Market risk is the risk that the fair value or future cash flows of a financial instrument will fluctuate because of changes in market prices. Market risk comprises three types of risk: currency rate risk, interest rate risk and other price risk. The Company is mainly exposed to interest rate and currency risk.

7. CAPITAL MANAGEMENT

The Company defines capital as its equity. The Company's objective when managing capital is: (i) to safeguard the ability to continue as a going concern so that it can continue to provide returns to shareholders and benefits to other stakeholders; and (ii) to provide an adequate return to shareholders by obtaining an appropriate amount of financing commensurate with the level of risk. The Company sets the amount of capital in proportion to the risk. The Company manages its capital structure and adjusts in light of the changes in economic conditions and the characteristic risk of underlying assets.
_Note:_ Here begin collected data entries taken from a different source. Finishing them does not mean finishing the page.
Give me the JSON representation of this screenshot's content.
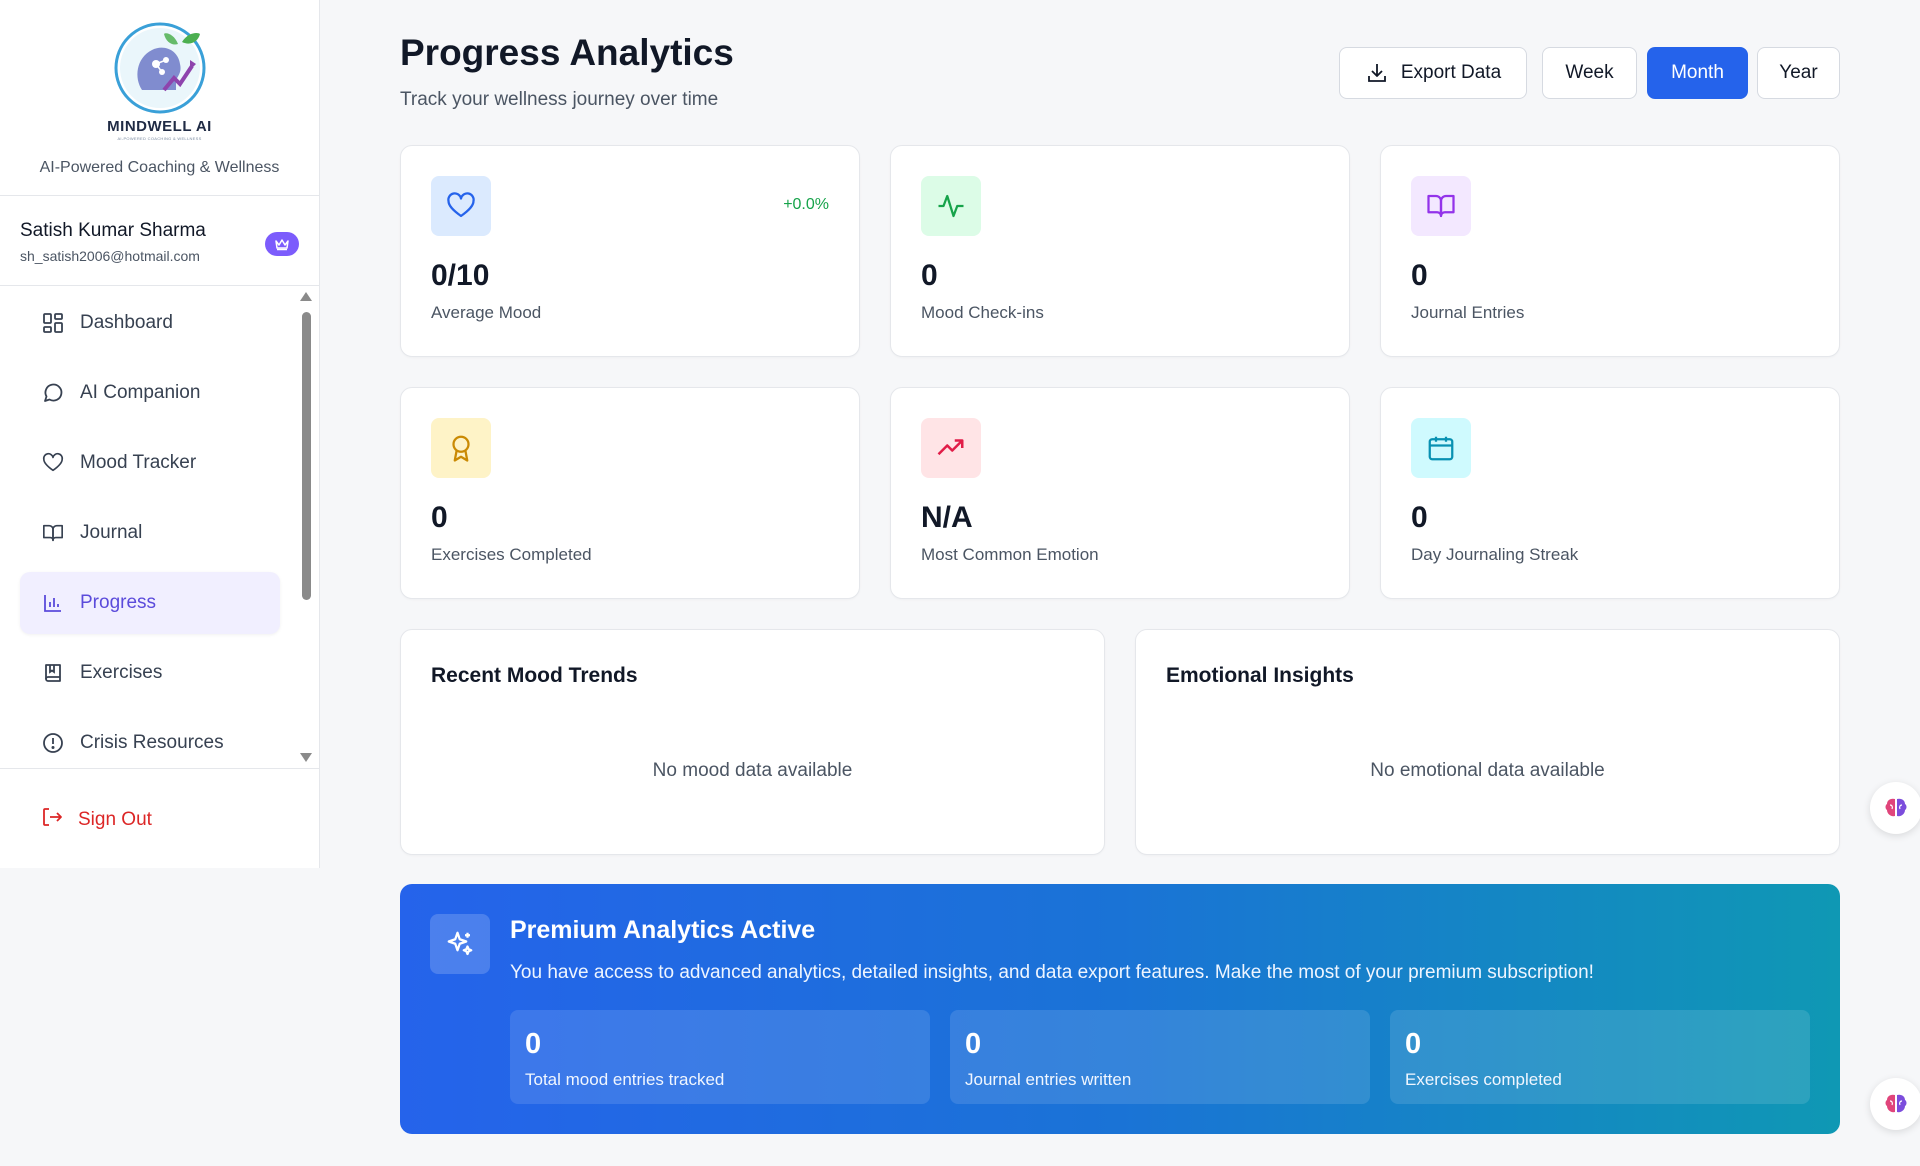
{
  "brand": {
    "logo_name": "MINDWELL AI",
    "logo_tagline": "AI-POWERED COACHING & WELLNESS",
    "subtitle": "AI-Powered Coaching & Wellness"
  },
  "user": {
    "name": "Satish Kumar Sharma",
    "email": "sh_satish2006@hotmail.com",
    "badge_icon": "crown-icon"
  },
  "nav": {
    "items": [
      {
        "label": "Dashboard",
        "icon": "dashboard-grid-icon"
      },
      {
        "label": "AI Companion",
        "icon": "chat-bubble-icon"
      },
      {
        "label": "Mood Tracker",
        "icon": "heart-icon"
      },
      {
        "label": "Journal",
        "icon": "book-open-icon"
      },
      {
        "label": "Progress",
        "icon": "bar-chart-icon",
        "active": true
      },
      {
        "label": "Exercises",
        "icon": "bookmark-book-icon"
      },
      {
        "label": "Crisis Resources",
        "icon": "alert-circle-icon"
      }
    ],
    "signout_label": "Sign Out"
  },
  "header": {
    "title": "Progress Analytics",
    "subtitle": "Track your wellness journey over time",
    "export_label": "Export Data",
    "periods": [
      "Week",
      "Month",
      "Year"
    ],
    "selected_period": "Month"
  },
  "stats": [
    {
      "value": "0/10",
      "label": "Average Mood",
      "change": "+0.0%",
      "icon": "heart-icon",
      "color": "#2563eb",
      "bg": "#dbeafe"
    },
    {
      "value": "0",
      "label": "Mood Check-ins",
      "icon": "activity-pulse-icon",
      "color": "#16a34a",
      "bg": "#dcfce7"
    },
    {
      "value": "0",
      "label": "Journal Entries",
      "icon": "book-open-icon",
      "color": "#9333ea",
      "bg": "#f3e8ff"
    },
    {
      "value": "0",
      "label": "Exercises Completed",
      "icon": "award-ribbon-icon",
      "color": "#ca8a04",
      "bg": "#fef3c7"
    },
    {
      "value": "N/A",
      "label": "Most Common Emotion",
      "icon": "trending-up-icon",
      "color": "#e11d48",
      "bg": "#ffe4e6"
    },
    {
      "value": "0",
      "label": "Day Journaling Streak",
      "icon": "calendar-icon",
      "color": "#0891b2",
      "bg": "#cffafe"
    }
  ],
  "panels": {
    "mood_trends": {
      "title": "Recent Mood Trends",
      "empty": "No mood data available"
    },
    "insights": {
      "title": "Emotional Insights",
      "empty": "No emotional data available"
    }
  },
  "premium": {
    "title": "Premium Analytics Active",
    "description": "You have access to advanced analytics, detailed insights, and data export features. Make the most of your premium subscription!",
    "icon": "sparkles-icon",
    "boxes": [
      {
        "value": "0",
        "label": "Total mood entries tracked"
      },
      {
        "value": "0",
        "label": "Journal entries written"
      },
      {
        "value": "0",
        "label": "Exercises completed"
      }
    ]
  }
}
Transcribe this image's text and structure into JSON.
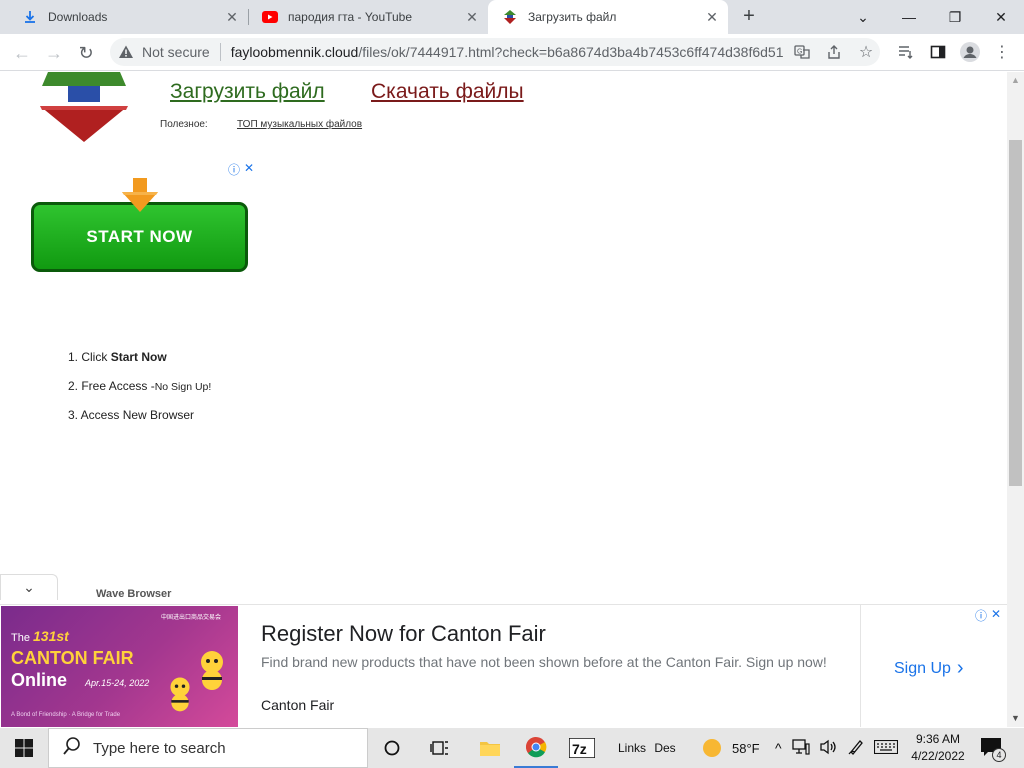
{
  "browser": {
    "tabs": [
      {
        "title": "Downloads",
        "icon": "download-icon"
      },
      {
        "title": "пародия гта - YouTube",
        "icon": "youtube-icon"
      },
      {
        "title": "Загрузить файл",
        "icon": "site-logo-icon"
      }
    ],
    "active_tab": 2,
    "security_label": "Not secure",
    "url_host": "fayloobmennik.cloud",
    "url_rest": "/files/ok/7444917.html?check=b6a8674d3ba4b7453c6ff474d38f6d51"
  },
  "page": {
    "nav_upload": "Загрузить файл",
    "nav_download": "Скачать файлы",
    "useful_label": "Полезное:",
    "useful_link": "ТОП музыкальных файлов",
    "start_button": "START NOW",
    "steps": {
      "s1_prefix": "1. Click ",
      "s1_bold": "Start Now",
      "s2_prefix": "2. Free Access -",
      "s2_small": "No Sign Up!",
      "s3": "3. Access New Browser"
    },
    "wave_label": "Wave Browser"
  },
  "bottom_ad": {
    "image": {
      "the": "The",
      "number": "131st",
      "line1": "CANTON FAIR",
      "line2": "Online",
      "dates": "Apr.15-24, 2022",
      "tagline": "A Bond of Friendship · A Bridge for Trade"
    },
    "headline": "Register Now for Canton Fair",
    "description": "Find brand new products that have not been shown before at the Canton Fair. Sign up now!",
    "source": "Canton Fair",
    "cta": "Sign Up"
  },
  "taskbar": {
    "search_placeholder": "Type here to search",
    "links_label": "Links",
    "des_label": "Des",
    "temperature": "58°F",
    "time": "9:36 AM",
    "date": "4/22/2022",
    "notification_count": "4"
  },
  "colors": {
    "accent_blue": "#1a73e8",
    "upload_green": "#2e6b1f",
    "download_red": "#7a1a1a",
    "start_green": "#119a11"
  }
}
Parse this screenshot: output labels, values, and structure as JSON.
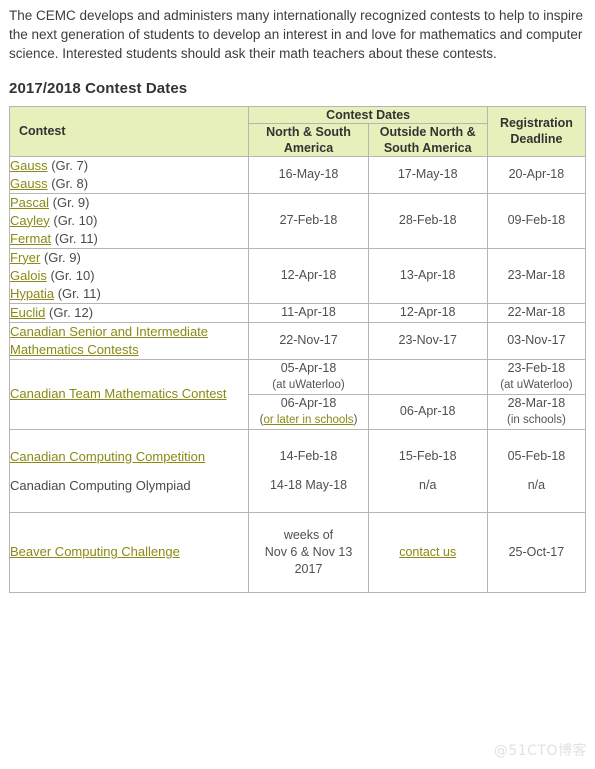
{
  "intro": {
    "paragraph": "The CEMC develops and administers many internationally recognized contests to help to inspire the next generation of students to develop an interest in and love for mathematics and computer science. Interested students should ask their math teachers about these contests."
  },
  "section": {
    "title": "2017/2018 Contest Dates"
  },
  "table": {
    "headers": {
      "contest": "Contest",
      "contest_dates": "Contest Dates",
      "north_south_america": "North & South America",
      "outside_north_south_america": "Outside North & South America",
      "registration_deadline": "Registration Deadline"
    },
    "rows": [
      {
        "names": [
          {
            "link": "Gauss",
            "suffix": " (Gr. 7)"
          },
          {
            "link": "Gauss",
            "suffix": " (Gr. 8)"
          }
        ],
        "americas": "16-May-18",
        "outside": "17-May-18",
        "deadline": "20-Apr-18"
      },
      {
        "names": [
          {
            "link": "Pascal",
            "suffix": " (Gr. 9)"
          },
          {
            "link": "Cayley",
            "suffix": " (Gr. 10)"
          },
          {
            "link": "Fermat",
            "suffix": " (Gr. 11)"
          }
        ],
        "americas": "27-Feb-18",
        "outside": "28-Feb-18",
        "deadline": "09-Feb-18"
      },
      {
        "names": [
          {
            "link": "Fryer",
            "suffix": " (Gr. 9)"
          },
          {
            "link": "Galois",
            "suffix": " (Gr. 10)"
          },
          {
            "link": "Hypatia",
            "suffix": " (Gr. 11)"
          }
        ],
        "americas": "12-Apr-18",
        "outside": "13-Apr-18",
        "deadline": "23-Mar-18"
      },
      {
        "names": [
          {
            "link": "Euclid",
            "suffix": " (Gr. 12)"
          }
        ],
        "americas": "11-Apr-18",
        "outside": "12-Apr-18",
        "deadline": "22-Mar-18"
      },
      {
        "names": [
          {
            "link": "Canadian Senior and Intermediate  Mathematics Contests",
            "suffix": ""
          }
        ],
        "americas": "22-Nov-17",
        "outside": "23-Nov-17",
        "deadline": "03-Nov-17"
      }
    ],
    "team_row": {
      "name_link": "Canadian Team Mathematics Contest",
      "sub_rows": [
        {
          "americas_main": "05-Apr-18",
          "americas_note": "(at uWaterloo)",
          "outside": "",
          "deadline_main": "23-Feb-18",
          "deadline_note": "(at uWaterloo)"
        },
        {
          "americas_main": "06-Apr-18",
          "americas_note_link": "or later in schools",
          "outside": "06-Apr-18",
          "deadline_main": "28-Mar-18",
          "deadline_note": "(in schools)"
        }
      ]
    },
    "computing_row": {
      "lines": [
        {
          "text": "Canadian Computing Competition",
          "is_link": true
        },
        {
          "text": "Canadian Computing Olympiad",
          "is_link": false
        }
      ],
      "americas": [
        "14-Feb-18",
        "14-18 May-18"
      ],
      "outside": [
        "15-Feb-18",
        "n/a"
      ],
      "deadline": [
        "05-Feb-18",
        "n/a"
      ]
    },
    "beaver_row": {
      "name_link": "Beaver Computing Challenge",
      "americas_lines": [
        "weeks of",
        "Nov 6 & Nov 13",
        "2017"
      ],
      "outside_link": "contact us",
      "deadline": "25-Oct-17"
    }
  },
  "watermark": "@51CTO博客",
  "colors": {
    "header_bg": "#e7efba",
    "border": "#b5b5b5",
    "link": "#8a8a14",
    "text": "#4a4a4a",
    "heading": "#333333"
  }
}
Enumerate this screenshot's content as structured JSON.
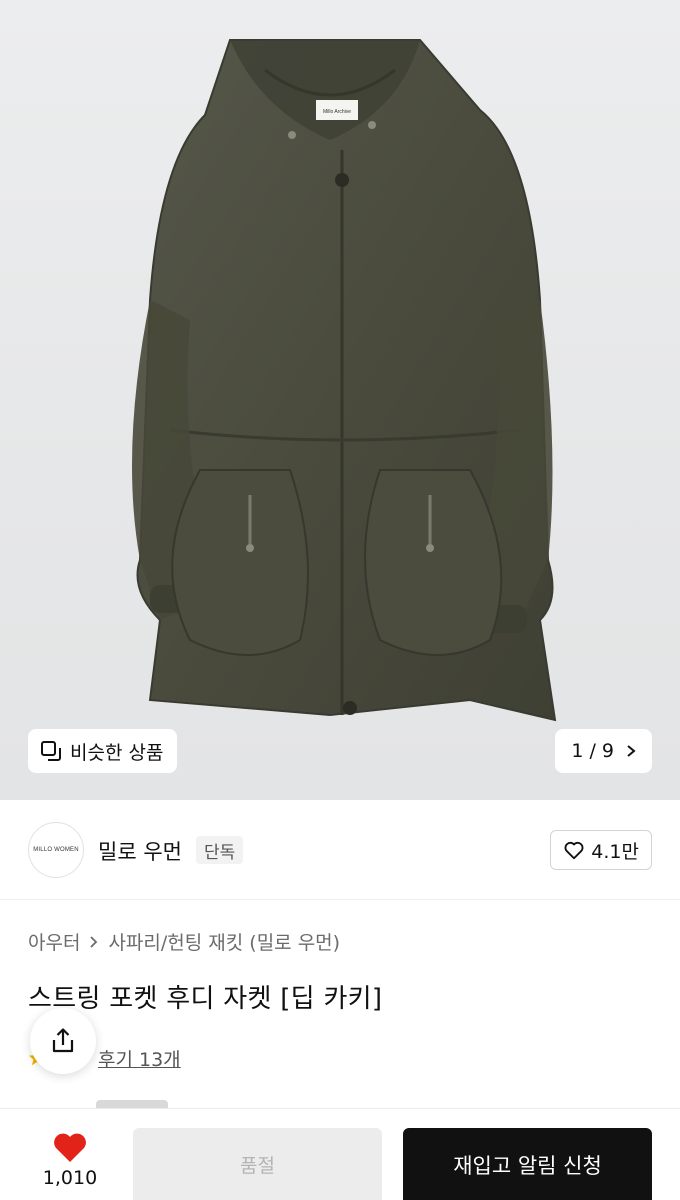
{
  "gallery": {
    "similar_label": "비슷한 상품",
    "page_indicator": "1 / 9",
    "tag_text": "Millo Archive"
  },
  "brand": {
    "logo_text": "MILLO WOMEN",
    "name": "밀로 우먼",
    "badge": "단독",
    "likes": "4.1만"
  },
  "product": {
    "breadcrumb": [
      "아우터",
      "사파리/헌팅 재킷 (밀로 우먼)"
    ],
    "title": "스트링 포켓 후디 자켓 [딥 카키]",
    "review_link": "후기 13개"
  },
  "bottom_bar": {
    "wish_count": "1,010",
    "soldout_label": "품절",
    "restock_label": "재입고 알림 신청"
  },
  "colors": {
    "jacket": "#4d4d3e",
    "heart": "#e2231a",
    "primary_button": "#111111"
  },
  "icons": [
    "similar-items-icon",
    "chevron-right-icon",
    "heart-outline-icon",
    "share-icon",
    "star-icon",
    "heart-filled-icon"
  ]
}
To maintain or adjust the capital structure, the Company may repurchase shares, return capital to shareholders, issue new shares, or sell assets to reduce debt. The Company's objective is met by retaining adequate liquidity to provide for the possibility that cash flows from assets will not be sufficient to meet operational, investing, and financing requirements. There have been no changes to the Company's capital management policies during the periods ended September 30, 2025 and 2024.

8. SEGMENTED INFORMATION

In measuring its performance, the Company does not distinguish or group its operations on a geographical or any other basis and accordingly has a single reportable operating segment. Management has applied judgment by aggregating its operating segments into one single reportable segment for disclosure purposes. Such judgment considers the nature of the operations and an expectation of operating segments within a reportable segment with similar long-term economic characteristics.

The Company's Chief Executive Officer is the chief operating decision-maker and regularly reviews The Company's operations and performance on an aggregate basis. The Company does not have any significant customers or any significant groups of customers.